Following a loss of $167 million in the first quarter of 2014, Avon is, unsurprisingly, doing some restructuring.
The door-to-door seller of beauty products announced Monday that it plans to lay off another 600 of its employees as part of its overall turnaround efforts. (It laid off 650 in December.) The newly eliminated positions will primarily be in the corporate organization and North America business unit, the company said. The cutbacks are expected to save Avon $50 million to $55 million before taxes, per year. The company hopes to save $400 million by 2016.
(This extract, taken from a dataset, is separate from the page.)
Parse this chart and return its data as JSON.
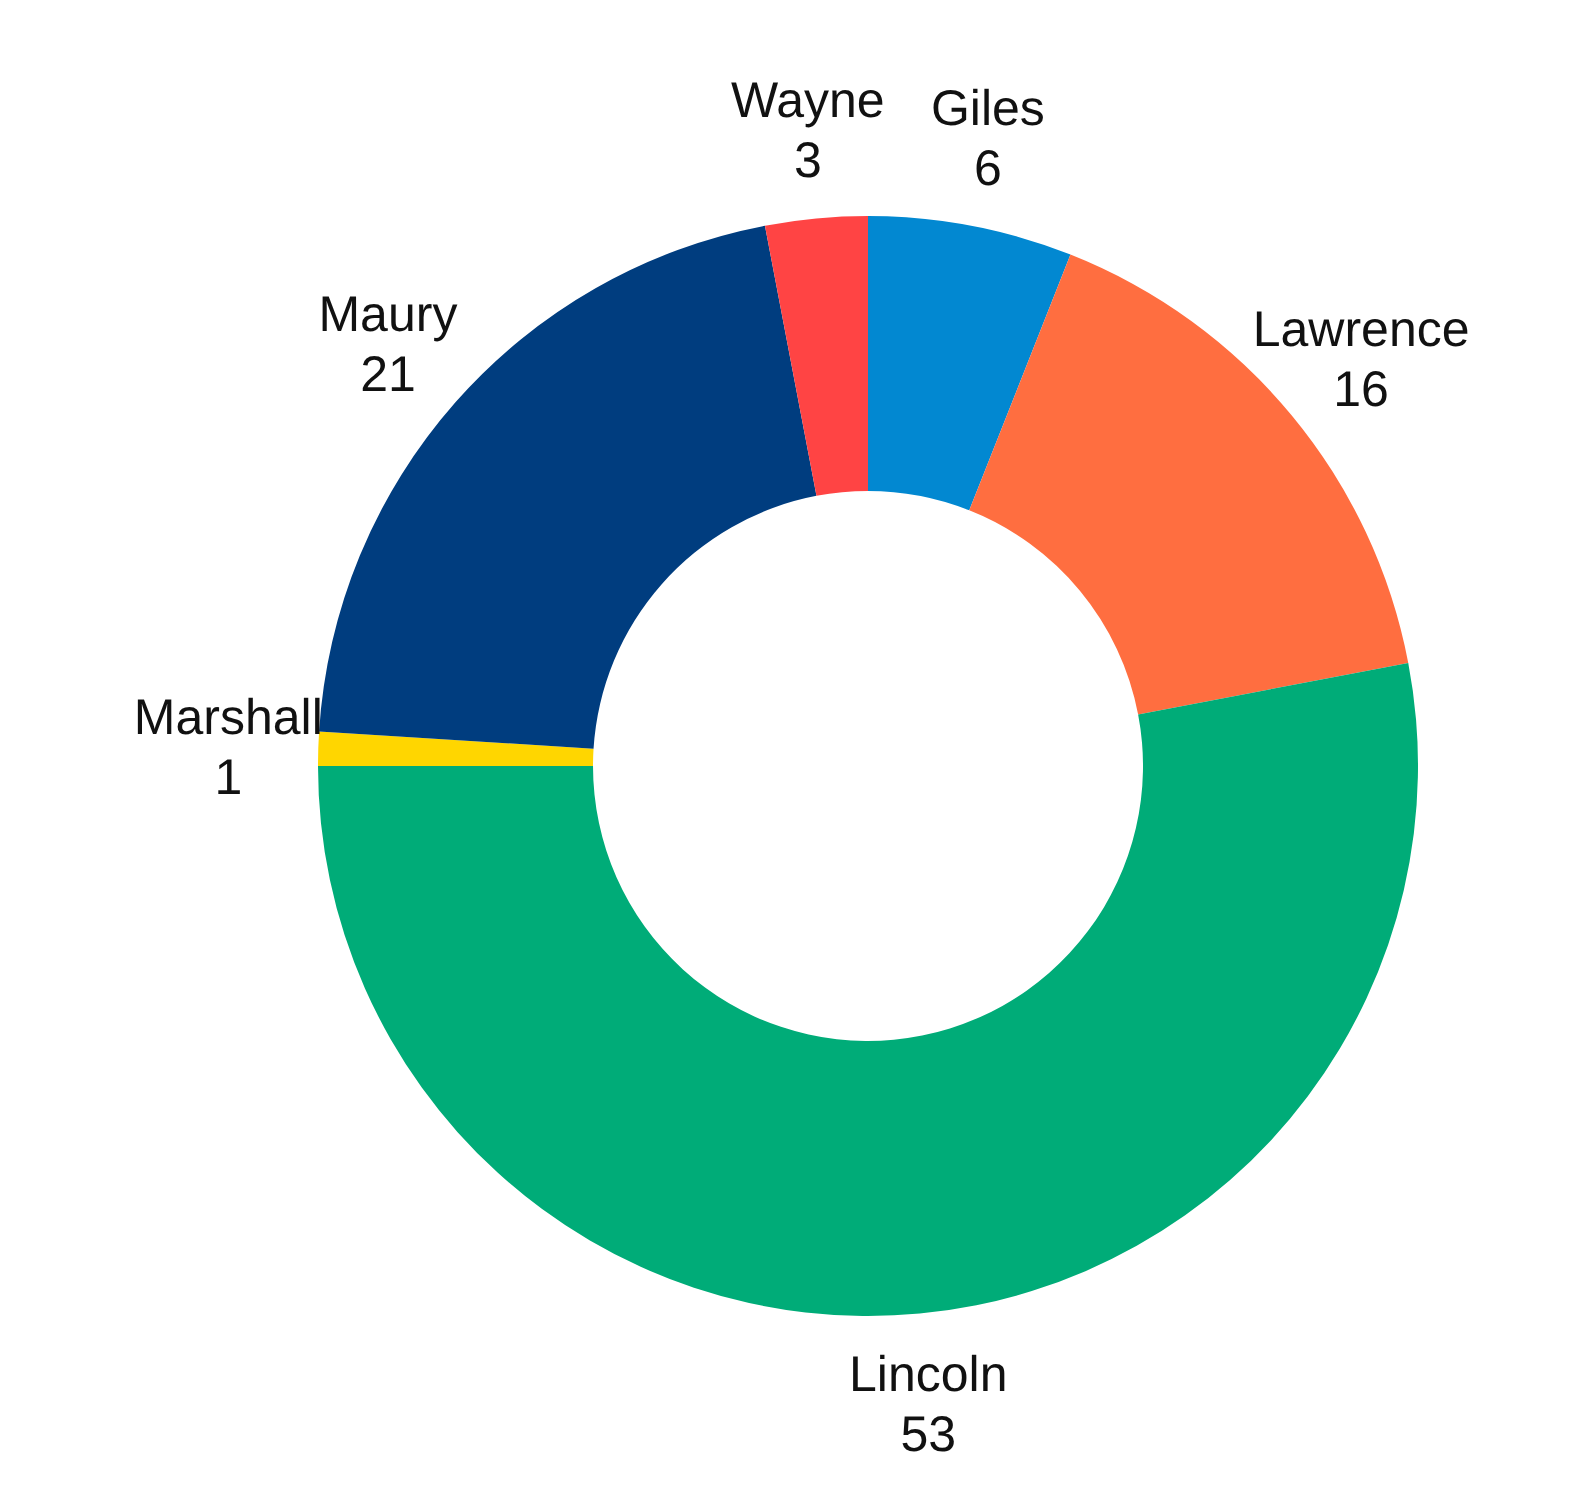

While Avon has been facing declining sales for a while now, it's far from dead. Six hundred people make up less than two percent of Avon's 36,700 employees (not including sales reps), and the company that prides itself on helping women become financially self-sufficient still boasts more than 6 million representatives (or "Avon ladies") around the world. That said, international expansion has been part of the problem. Certain markets have been underperforming, while Avon recently had to pay $135 million in response to allegations that it had paid bribes in China and other countries to gain a foothold.
Avon is one of the oldest stalwarts of the beauty industry, and given the rapid growth of Sephora and newer beauty startups, it's quite impressive that Avon is still alive and kicking -- not to mention a testament to the strength of the brand. But given such competition, it will be interesting to see how (and if) this turnaround pans out.